Data indicates that at least six out of ten domestic naphtha cracking plants are either reducing output or adjusting operations due to supply constraints.

## Semiconductors Are in the Crosshairs

Naphtha is a vital petrochemical feedstock used in semiconductor manufacturing to produce essential high-purity chemicals, solvents and plastics required for chip fabrication. This places the technology sector squarely in the path of the disruption.

South Korea, home to Samsung and SK Hynix, the two companies that between them control roughly 70 percent of the global DRAM market and 80 percent of high-bandwidth memory production, finds itself at the sharpest end of this disruption. The country imports about 45 percent of its naphtha, and roughly 77 percent of those imports have historically arrived from the Middle East. Japanese chipmakers face similar exposure, and [major chemical producers like Asahi Kasei](https://www.bloomberg.com/news/articles/2026-04-15/japan-s-asahi-kasei-says-seeking-alternative-sources-of-naphtha) are scrambling to find alternative sources.

Taiwan processes some five million metric tons of naphtha annually, with significant flows running downstream to TSMC. Formosa Petrochemical, the island's largest private refiner and a critical upstream supplier of the chip sector, agreed in October 2025 to stop purchasing Russian naphtha. That decision, made under geopolitical pressure, has narrowed Taiwan's sourcing options at the exact time Middle East supply routes are falling under stress.
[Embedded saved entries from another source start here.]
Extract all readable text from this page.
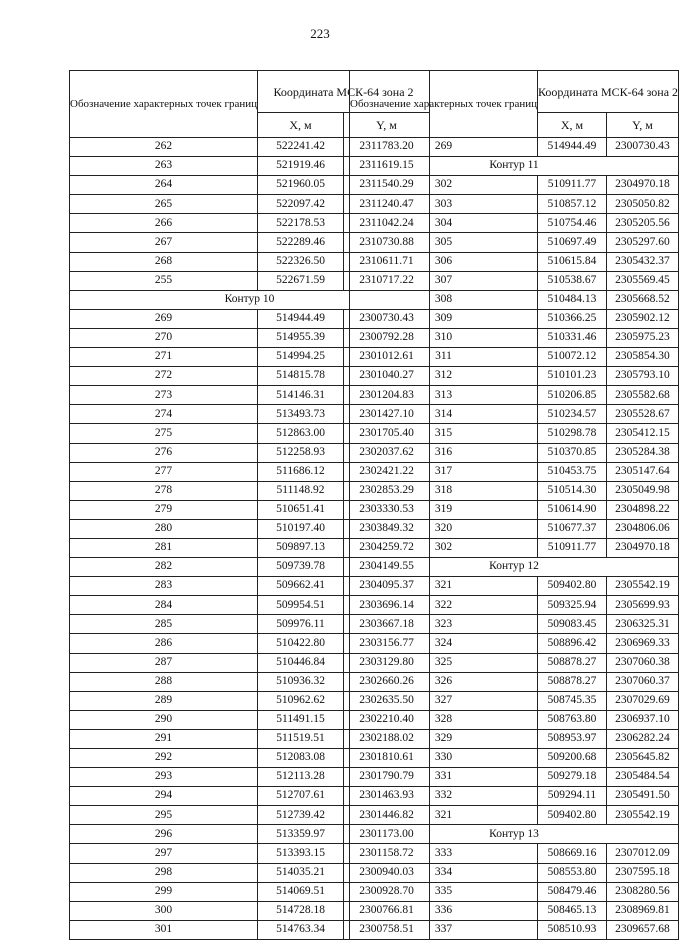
223
Обозначение характерных точек границ	Координата МСК-64 зона 2	
	X, м	Y, м
262	522241.42	2311783.20
263	521919.46	2311619.15
264	521960.05	2311540.29
265	522097.42	2311240.47
266	522178.53	2311042.24
267	522289.46	2310730.88
268	522326.50	2310611.71
255	522671.59	2310717.22
Контур 10		
269	514944.49	2300730.43
270	514955.39	2300792.28
271	514994.25	2301012.61
272	514815.78	2301040.27
273	514146.31	2301204.83
274	513493.73	2301427.10
275	512863.00	2301705.40
276	512258.93	2302037.62
277	511686.12	2302421.22
278	511148.92	2302853.29
279	510651.41	2303330.53
280	510197.40	2303849.32
281	509897.13	2304259.72
282	509739.78	2304149.55
283	509662.41	2304095.37
284	509954.51	2303696.14
285	509976.11	2303667.18
286	510422.80	2303156.77
287	510446.84	2303129.80
288	510936.32	2302660.26
289	510962.62	2302635.50
290	511491.15	2302210.40
291	511519.51	2302188.02
292	512083.08	2301810.61
293	512113.28	2301790.79
294	512707.61	2301463.93
295	512739.42	2301446.82
296	513359.97	2301173.00
297	513393.15	2301158.72
298	514035.21	2300940.03
299	514069.51	2300928.70
300	514728.18	2300766.81
301	514763.34	2300758.51
Обозначение характерных точек границ	Координата МСК-64 зона 2	
	X, м	Y, м
269	514944.49	2300730.43
Контур 11		
302	510911.77	2304970.18
303	510857.12	2305050.82
304	510754.46	2305205.56
305	510697.49	2305297.60
306	510615.84	2305432.37
307	510538.67	2305569.45
308	510484.13	2305668.52
309	510366.25	2305902.12
310	510331.46	2305975.23
311	510072.12	2305854.30
312	510101.23	2305793.10
313	510206.85	2305582.68
314	510234.57	2305528.67
315	510298.78	2305412.15
316	510370.85	2305284.38
317	510453.75	2305147.64
318	510514.30	2305049.98
319	510614.90	2304898.22
320	510677.37	2304806.06
302	510911.77	2304970.18
Контур 12		
321	509402.80	2305542.19
322	509325.94	2305699.93
323	509083.45	2306325.31
324	508896.42	2306969.33
325	508878.27	2307060.38
326	508878.27	2307060.37
327	508745.35	2307029.69
328	508763.80	2306937.10
329	508953.97	2306282.24
330	509200.68	2305645.82
331	509279.18	2305484.54
332	509294.11	2305491.50
321	509402.80	2305542.19
Контур 13		
333	508669.16	2307012.09
334	508553.80	2307595.18
335	508479.46	2308280.56
336	508465.13	2308969.81
337	508510.93	2309657.68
## Medical Supplies and Consumer Goods

Shortages of naphtha have hospitals and patients in Japan worried about diminishing reserves as the war in Iran continues. Plastic is widely used in medicine, from surgical gloves, syringes, transfusion bags and catheters to dialysis machines.

Other consumer sectors are feeling the squeeze. In the food industry, Calbee is not the only company facing naphtha-related pressure. Itoham Yonekyu, a Japanese maker of processed meat and precooked food, said it is planning to reduce the number of colors used in product packaging to cut costs.

Prices for paint thinner have surged by as much as 75%, and in some cases, products are no longer available at all. "If we run out, we can't work," said Yokoyama Naoki, who runs a painting business in Tokyo, noting that even large home improvement stores are out of stock.

## Government Response

Japan has secured enough petroleum-derived naphtha to last into 2027, with imports expected to triple in May, according to Prime Minister Sanae Takaichi. While the government maintains that overall supply is sufficient, citing stockpiles and alternative imports, the effects are unevenly distributed across industries.

The disconnect between official reassurances and business realities is a recurring theme in [supply chain disruptions](/news/power-becomes-intelligence-the-intelligence-supply-chain/). Macro-level sufficiency does not prevent localized shortages when distribution networks are stressed. And the dependency structure itself is the problem: what connects tungsten, helium, and naphtha is the geographically concentrated nature of their supply vulnerabilities, which are structurally difficult to diversify.

The black-and-white chip bag is the symptom. The underlying condition is a petrochemical architecture built on assumptions that no longer hold.